FLORENCE, S.C. — A YouTube video of a July 4 sobriety checkpoint in Murfreesboro, Tenn., has spurred questions and conversation nationwide about highway checkpoints and constitutional rights.
The issue is a complicated one, but attorneys on both sides of the courtroom agree that the videographer’s claim that his constitutional rights were violated is not entirely correct.
In the video, which has gotten more than 3 million hits in a week, Chris Kalbaugh pulls up to a DUI checkpoint in Rutherford County, Tenn., on Independence Day. The video shows Tennessee Deputy A.J. Ross ask Kalbaugh to roll down his window. Kalbaugh’s window is about 2 inches down already and he replies, “It’s fine. I can hear you.”
Ross, visibly irritated, asks Kalbaugh his age and then walks away without waiting for a response. When the officer returns, he instructs Kalbaugh to pull his car over to the roadside. Discussions between the two men escalate into a debate about constitutional rights and Kalbaugh’s knowledge of the law. Meanwhile, another officer brings out drug dogs to sniff around Kalbaugh’s car. The 21-year-old driver tells the deputy that he had complied with the sobriety checkpoint law by stopping, but should not have been detained and searched.
“The officer orders me to pull over and get out of my car, demands me to give identification (it is only lawful for him to ask), gets the drug sniffing K-9, lies about me having ‘illegal drugs’ in the car, searches without consent and tells me that it is OK to take away constitutional rights for safety. All while not being detained,” Kalbaugh’s video description reads. “All this because my window was not lowered enough to his preference. I broke no laws whatsoever. On a day that we are supposed to be celebrating freedom and liberty. At the end of the encounter, the officer did not want to give me his name when I asked him. After I repeatedly asked him, he finally gave it to me.”
Kalbaugh went on to state that he has the constitutional freedom to travel without being randomly stopped by law enforcement officers and questioned.
Well, sort of, according to Florence defense attorney Henry M. “Hank” Anderson Jr.
When it comes to road blocks, drivers absolutely have rights … as do law enforcement officers.
“As for the license and registration, you gotta give it to them,” Anderson said. “They absolutely can ask for it and you’ve got to show it to them. And there’s a reason for that … the license belongs to the state, not you. Driving is a privilege, not a right. Secondly, they’re checking to make sure you’re not wanted or your license isn’t under suspension or anything like that.

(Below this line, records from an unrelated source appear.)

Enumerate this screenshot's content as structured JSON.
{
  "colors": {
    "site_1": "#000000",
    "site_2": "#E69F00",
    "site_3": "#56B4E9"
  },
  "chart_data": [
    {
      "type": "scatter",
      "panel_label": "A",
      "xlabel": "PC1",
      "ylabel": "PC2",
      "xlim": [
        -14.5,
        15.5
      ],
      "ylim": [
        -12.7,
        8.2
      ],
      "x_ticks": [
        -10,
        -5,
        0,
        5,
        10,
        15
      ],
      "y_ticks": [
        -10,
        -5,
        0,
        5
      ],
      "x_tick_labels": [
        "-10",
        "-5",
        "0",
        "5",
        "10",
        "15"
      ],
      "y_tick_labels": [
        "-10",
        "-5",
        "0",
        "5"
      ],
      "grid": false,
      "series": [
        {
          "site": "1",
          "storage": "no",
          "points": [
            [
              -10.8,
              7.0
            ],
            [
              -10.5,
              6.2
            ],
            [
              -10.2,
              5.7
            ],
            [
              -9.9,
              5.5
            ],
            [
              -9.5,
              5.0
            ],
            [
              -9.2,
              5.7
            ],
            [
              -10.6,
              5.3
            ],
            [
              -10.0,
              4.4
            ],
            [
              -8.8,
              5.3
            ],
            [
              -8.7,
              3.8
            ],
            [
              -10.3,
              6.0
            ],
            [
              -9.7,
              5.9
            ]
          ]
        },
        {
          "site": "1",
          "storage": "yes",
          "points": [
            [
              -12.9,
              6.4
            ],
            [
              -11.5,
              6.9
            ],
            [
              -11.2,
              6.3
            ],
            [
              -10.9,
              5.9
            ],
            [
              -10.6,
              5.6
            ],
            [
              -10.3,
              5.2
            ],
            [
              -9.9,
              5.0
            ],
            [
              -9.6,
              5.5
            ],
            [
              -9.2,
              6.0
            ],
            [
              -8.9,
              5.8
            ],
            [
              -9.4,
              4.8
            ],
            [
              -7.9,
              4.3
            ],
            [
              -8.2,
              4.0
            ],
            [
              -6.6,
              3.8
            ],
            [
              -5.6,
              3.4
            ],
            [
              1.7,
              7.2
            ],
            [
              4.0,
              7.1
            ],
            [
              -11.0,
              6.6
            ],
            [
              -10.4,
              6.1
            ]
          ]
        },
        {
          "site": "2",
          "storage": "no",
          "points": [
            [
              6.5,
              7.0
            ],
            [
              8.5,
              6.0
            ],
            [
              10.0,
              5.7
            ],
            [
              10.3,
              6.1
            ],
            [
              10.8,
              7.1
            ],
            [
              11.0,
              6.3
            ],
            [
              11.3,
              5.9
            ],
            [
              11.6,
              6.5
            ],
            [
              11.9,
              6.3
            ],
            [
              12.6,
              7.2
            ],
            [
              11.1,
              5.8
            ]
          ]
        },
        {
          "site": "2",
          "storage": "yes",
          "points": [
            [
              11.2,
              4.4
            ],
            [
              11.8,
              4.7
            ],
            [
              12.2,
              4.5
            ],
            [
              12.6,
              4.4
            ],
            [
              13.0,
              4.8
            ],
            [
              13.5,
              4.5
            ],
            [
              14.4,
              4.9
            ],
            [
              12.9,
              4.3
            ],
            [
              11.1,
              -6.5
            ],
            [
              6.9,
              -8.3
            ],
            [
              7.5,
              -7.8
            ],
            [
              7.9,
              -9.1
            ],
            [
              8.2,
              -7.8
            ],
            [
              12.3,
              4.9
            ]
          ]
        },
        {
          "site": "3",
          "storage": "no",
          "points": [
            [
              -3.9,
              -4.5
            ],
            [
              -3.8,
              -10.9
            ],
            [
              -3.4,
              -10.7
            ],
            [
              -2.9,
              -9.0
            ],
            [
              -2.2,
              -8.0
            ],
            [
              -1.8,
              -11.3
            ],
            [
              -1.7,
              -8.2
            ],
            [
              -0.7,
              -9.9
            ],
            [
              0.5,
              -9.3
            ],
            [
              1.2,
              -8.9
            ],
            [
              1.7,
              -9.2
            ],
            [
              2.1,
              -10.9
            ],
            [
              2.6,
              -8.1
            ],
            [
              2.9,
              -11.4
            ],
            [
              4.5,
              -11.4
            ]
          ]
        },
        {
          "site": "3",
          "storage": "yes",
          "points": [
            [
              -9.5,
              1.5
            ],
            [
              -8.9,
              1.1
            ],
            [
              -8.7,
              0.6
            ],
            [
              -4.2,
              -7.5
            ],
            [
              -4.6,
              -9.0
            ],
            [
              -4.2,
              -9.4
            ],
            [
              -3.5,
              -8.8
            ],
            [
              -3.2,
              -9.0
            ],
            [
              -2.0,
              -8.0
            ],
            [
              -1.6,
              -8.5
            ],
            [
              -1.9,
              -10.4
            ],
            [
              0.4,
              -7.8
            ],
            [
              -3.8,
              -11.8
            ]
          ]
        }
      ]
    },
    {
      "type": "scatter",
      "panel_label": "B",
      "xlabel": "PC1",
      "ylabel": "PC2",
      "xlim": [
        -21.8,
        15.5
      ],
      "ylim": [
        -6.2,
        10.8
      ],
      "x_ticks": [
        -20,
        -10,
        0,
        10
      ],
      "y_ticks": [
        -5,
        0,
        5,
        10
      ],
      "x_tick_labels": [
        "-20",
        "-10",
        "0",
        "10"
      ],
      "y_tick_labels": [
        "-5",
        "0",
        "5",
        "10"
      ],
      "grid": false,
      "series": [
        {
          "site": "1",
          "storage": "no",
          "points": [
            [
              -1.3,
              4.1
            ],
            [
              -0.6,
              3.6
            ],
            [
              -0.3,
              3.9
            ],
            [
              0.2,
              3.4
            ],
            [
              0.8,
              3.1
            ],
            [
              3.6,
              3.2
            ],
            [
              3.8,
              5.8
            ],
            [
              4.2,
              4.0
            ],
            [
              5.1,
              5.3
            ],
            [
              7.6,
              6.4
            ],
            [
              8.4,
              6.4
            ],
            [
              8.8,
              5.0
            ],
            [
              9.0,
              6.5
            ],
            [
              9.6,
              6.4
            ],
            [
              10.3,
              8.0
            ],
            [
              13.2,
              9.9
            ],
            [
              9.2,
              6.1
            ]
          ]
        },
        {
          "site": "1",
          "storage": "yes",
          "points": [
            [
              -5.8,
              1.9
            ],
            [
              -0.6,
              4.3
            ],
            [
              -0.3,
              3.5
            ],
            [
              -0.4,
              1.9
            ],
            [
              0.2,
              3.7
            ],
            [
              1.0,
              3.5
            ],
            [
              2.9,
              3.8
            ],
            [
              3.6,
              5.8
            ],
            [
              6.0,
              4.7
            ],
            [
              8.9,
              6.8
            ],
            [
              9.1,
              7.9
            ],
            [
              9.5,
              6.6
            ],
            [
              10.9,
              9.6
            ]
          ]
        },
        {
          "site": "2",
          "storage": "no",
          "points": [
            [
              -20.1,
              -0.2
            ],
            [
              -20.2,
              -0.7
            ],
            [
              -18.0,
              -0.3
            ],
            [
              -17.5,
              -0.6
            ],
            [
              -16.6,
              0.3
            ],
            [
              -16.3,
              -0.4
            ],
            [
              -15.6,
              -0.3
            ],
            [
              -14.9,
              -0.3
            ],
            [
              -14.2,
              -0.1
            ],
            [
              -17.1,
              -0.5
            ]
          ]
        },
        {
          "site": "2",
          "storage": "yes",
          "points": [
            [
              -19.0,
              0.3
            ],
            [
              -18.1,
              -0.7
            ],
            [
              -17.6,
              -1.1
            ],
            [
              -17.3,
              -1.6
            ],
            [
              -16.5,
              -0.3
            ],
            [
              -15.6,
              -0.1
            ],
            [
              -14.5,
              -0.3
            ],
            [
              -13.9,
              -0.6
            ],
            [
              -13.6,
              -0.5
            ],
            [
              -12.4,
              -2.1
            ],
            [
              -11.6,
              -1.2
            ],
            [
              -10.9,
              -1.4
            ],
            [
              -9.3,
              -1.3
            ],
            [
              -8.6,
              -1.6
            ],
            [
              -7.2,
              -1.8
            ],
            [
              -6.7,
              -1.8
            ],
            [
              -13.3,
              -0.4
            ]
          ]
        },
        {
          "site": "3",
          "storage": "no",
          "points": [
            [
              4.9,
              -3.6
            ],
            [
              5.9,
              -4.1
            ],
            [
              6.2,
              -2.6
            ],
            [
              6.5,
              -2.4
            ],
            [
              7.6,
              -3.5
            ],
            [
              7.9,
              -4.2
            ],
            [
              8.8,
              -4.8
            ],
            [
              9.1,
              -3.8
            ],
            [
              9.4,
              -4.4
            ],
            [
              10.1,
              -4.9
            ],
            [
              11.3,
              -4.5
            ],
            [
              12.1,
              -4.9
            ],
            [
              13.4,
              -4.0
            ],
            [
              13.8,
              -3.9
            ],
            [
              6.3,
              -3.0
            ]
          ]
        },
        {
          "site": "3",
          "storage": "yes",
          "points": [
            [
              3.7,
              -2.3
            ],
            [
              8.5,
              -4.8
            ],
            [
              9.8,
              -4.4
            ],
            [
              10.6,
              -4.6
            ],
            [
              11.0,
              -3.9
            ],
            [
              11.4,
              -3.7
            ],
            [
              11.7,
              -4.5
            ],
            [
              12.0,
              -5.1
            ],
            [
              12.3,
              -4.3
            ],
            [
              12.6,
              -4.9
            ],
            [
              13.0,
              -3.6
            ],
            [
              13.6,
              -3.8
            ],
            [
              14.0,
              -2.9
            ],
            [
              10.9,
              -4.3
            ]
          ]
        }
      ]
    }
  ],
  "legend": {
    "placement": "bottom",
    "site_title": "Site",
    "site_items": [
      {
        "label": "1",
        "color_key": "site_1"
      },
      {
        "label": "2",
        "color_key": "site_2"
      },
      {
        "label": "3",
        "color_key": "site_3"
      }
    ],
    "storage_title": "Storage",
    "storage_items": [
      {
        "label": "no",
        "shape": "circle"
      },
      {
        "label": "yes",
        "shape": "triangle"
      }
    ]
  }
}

That’s part of their job and they have that right.”
Past that, Anderson said a driver is not required to answer any questions, take any field sobriety tests or allow a search of his vehicle. But, whatever is in plain view inside the car is fair game and officers can run a drug dog around the exterior perimeter of a vehicle without any specific cause.
“So, no, they can’t just go through your glove box or under your seats, but if they see, a gun lying half out from under a seat or some type of drug paraphernalia, that’s probable cause,” Anderson said. “And regardless of what happens, I would always advise that a driver be respectful. You don’t have to answer questions or take the tests, but you can be respectful in your refusal.”
Thousands of drivers, just like Kalbaugh, encounter roadside safety checks each year. These checkpoints have grown increasingly common over the past few years, with more and more of them popping up on busy streets and intersections across the nation.
Though they may seem random, officers must follow a set number of DUI checkpoint rules and guidelines before a roadblock can legally be put in place.
As specified by the U.S. Supreme Court, DUI checkpoints are designed to protect and deter drivers from operating a vehicle while under the influence of alcohol. To make sure officers don’t use checkpoints simply to apprehend offenders, federal DUI guidelines require law enforcement to announce the date and location of any planned roadblock to the public.
In addition, officers are required to provide a valid reason for setting up a DUI checkpoint—such as a high number of drunk driving arrests or alcohol-related accidents in a particular area, for example. There must also be a specific plan regarding which vehicles will be stopped during the roadblock and any deviation from this plan must be recorded.
The Twelfth Circuit Law Enforcement Network (LEN), consisting of all of the law enforcement agencies in Florence and Marion counties, routinely provides notice of its plans to conduct traffic safety checkpoints in both counties each month.
“The focus of the checkpoints is the prevention of motor vehicle accidents, the detection of drunken or impaired drivers and the enforcement of motor vehicle violations. These cannot be set up for general crime control,” Florence County Sheriff’s Capt. Mike Nunn said. “We stop every vehicle and we keep records on every checkpoint. We follow the law to a T and we’ve never had one thrown out — at least that I’m aware of.”